Tout d'abord, les Conseils des ministres franco-allemands. Ils remplacent les Sommets bilatéraux classiques. Cette nouvelle formule souligne avant tout le degré de confiance qui règne aujourd'hui entre nos deux pays et constitue un instrument de concertation intra-gouvernemental unique au monde. Ce cadre permet une véritable vue d'ensemble et un travail d'équipe entre nos deux gouvernements. Ces effets de synergie mènent à une réflexion commune autour de thèmes phares, fixés au préalable par les chefs d'Etat et de gouvernement, et surtout à des prises de positions communes. Pour vous donner l'exemple concret du dernier Conseil des ministres franco-allemand qui a eu lieu à Berlin le 18 septembre 2003, le thème central autour duquel les discussions se sont développées était celui de la croissance, ce qui a permis ce jour là d'adopter l'initiative de croissance franco-allemande. Et cette initiative a ensuite enrichi les travaux du Conseil européen de décembre dernier qui en a repris les grandes lignes. Nous ne sommes donc plus dans la juxtaposition classique de dossiers ministériels. Ce qui nous inspire est le souci de savoir quelles actions communes nous pouvons éventuellement développer face aux questions qui se posent de façon urgente dans nos deux pays au sein de l'Europe. Et les sujets ne manquent pas : les réformes sociales, la santé, la sécurité, l'éducation, le défi démographique, le développement économique pour n'en citer que quelques-uns. L'harmonisation et, en quelque sorte, la coordination de nos actions gouvernementales, entendent non seulement apporter une valeur ajoutée au niveau de nos deux Etats, mais aussi signaler au niveau européen notre volonté d'intégration au sein de l'Union européenne. Une intégration qui exige des efforts d'adaptation permanents, que l'on appartienne d'ailleurs à la "vieille" ou à la "nouvelle" Europe.

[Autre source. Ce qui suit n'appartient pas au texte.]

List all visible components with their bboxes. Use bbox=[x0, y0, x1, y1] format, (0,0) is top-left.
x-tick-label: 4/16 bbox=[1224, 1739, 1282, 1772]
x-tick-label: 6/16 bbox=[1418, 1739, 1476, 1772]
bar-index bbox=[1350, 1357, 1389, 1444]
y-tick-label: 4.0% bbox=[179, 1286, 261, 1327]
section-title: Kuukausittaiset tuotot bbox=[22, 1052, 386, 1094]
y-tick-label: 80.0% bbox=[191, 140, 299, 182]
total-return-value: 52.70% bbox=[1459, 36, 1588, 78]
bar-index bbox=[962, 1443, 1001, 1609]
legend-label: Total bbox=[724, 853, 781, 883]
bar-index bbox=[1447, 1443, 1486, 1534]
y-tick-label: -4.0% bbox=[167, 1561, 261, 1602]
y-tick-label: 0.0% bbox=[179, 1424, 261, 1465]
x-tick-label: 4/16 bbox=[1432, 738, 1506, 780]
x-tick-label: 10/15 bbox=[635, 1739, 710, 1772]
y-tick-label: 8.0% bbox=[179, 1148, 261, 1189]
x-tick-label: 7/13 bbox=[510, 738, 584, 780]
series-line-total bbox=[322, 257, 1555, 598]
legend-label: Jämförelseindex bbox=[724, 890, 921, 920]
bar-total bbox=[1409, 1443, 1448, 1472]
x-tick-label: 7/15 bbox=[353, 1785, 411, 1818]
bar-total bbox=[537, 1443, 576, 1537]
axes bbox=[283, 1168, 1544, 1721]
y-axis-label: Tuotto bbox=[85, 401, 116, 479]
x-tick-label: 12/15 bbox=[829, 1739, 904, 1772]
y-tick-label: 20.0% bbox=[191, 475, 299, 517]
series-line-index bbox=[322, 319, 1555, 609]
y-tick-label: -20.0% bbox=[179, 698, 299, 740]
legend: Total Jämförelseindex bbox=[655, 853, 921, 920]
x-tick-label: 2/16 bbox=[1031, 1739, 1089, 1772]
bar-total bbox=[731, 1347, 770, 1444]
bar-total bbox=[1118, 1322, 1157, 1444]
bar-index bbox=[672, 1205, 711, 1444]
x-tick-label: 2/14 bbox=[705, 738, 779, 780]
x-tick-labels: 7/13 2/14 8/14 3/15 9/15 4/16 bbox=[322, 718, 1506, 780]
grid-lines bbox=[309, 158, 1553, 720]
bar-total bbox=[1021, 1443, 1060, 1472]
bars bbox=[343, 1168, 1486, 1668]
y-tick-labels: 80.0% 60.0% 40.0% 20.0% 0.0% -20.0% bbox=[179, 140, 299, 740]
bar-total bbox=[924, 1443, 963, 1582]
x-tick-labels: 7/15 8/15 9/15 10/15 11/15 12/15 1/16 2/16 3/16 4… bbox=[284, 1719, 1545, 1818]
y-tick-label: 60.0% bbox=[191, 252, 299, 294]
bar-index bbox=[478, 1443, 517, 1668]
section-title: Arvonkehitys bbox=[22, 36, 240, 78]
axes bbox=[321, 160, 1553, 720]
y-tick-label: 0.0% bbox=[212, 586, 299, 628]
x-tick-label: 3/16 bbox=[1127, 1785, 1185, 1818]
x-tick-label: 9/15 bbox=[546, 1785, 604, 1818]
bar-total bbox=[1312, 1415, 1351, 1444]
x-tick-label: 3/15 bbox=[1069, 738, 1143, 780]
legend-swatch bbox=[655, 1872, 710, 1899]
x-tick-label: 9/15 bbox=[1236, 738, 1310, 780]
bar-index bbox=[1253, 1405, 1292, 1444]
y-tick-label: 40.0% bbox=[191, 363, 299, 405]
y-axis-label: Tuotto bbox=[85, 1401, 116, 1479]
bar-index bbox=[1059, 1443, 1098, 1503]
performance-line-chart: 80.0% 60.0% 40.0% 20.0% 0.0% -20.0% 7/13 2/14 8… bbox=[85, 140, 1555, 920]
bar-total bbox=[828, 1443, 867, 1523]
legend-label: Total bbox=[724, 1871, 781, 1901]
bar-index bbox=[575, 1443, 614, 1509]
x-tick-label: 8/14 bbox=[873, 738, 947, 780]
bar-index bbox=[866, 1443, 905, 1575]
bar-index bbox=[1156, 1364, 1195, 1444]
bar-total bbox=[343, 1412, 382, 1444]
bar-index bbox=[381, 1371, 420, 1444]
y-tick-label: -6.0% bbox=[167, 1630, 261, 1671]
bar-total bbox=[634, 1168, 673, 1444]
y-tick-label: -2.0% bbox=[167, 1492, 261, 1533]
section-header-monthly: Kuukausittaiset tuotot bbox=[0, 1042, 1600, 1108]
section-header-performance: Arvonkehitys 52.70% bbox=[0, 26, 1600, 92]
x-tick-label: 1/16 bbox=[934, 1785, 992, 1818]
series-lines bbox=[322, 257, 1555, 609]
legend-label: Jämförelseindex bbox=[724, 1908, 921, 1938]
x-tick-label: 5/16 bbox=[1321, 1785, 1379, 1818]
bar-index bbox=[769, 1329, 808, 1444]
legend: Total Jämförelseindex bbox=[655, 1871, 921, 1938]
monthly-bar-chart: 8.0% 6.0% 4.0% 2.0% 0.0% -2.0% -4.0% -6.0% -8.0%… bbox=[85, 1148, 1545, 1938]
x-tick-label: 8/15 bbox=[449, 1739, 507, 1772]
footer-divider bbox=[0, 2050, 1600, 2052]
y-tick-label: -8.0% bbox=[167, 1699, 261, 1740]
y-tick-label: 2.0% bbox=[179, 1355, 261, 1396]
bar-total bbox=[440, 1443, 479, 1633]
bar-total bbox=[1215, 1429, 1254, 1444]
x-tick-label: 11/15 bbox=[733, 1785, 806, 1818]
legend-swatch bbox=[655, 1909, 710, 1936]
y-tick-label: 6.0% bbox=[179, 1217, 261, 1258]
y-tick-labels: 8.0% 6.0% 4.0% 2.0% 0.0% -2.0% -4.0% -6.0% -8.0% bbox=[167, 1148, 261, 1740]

- Deuxième innovation : la création de Secrétaires généraux pour la coopération franco-allemande de rang ministériel. Le 10 juin 2003, à Berlin, le président de la République a annoncé ma nomination à ce poste ; le chancelier Fédéral a pour sa part désigné mon homologue ministériel, M. Hans Martin Bury. En tant que Secrétaires généraux pour la coopération franco-allemande nous sommes rattachés au chancelier Fédéral (en Allemagne) et au Premier ministre (en France). Chacun d'entre nous est assisté par un adjoint du pays partenaire, ce qui constitue encore une illustration de notre volonté de nous coordonner au quotidien.
Comment agir ?
A mon avis, trois grands axes d'action s'imposent :
- La coordination de l'action gouvernementale, notamment dans le cadre de la préparation des Conseils des ministres franco-allemands.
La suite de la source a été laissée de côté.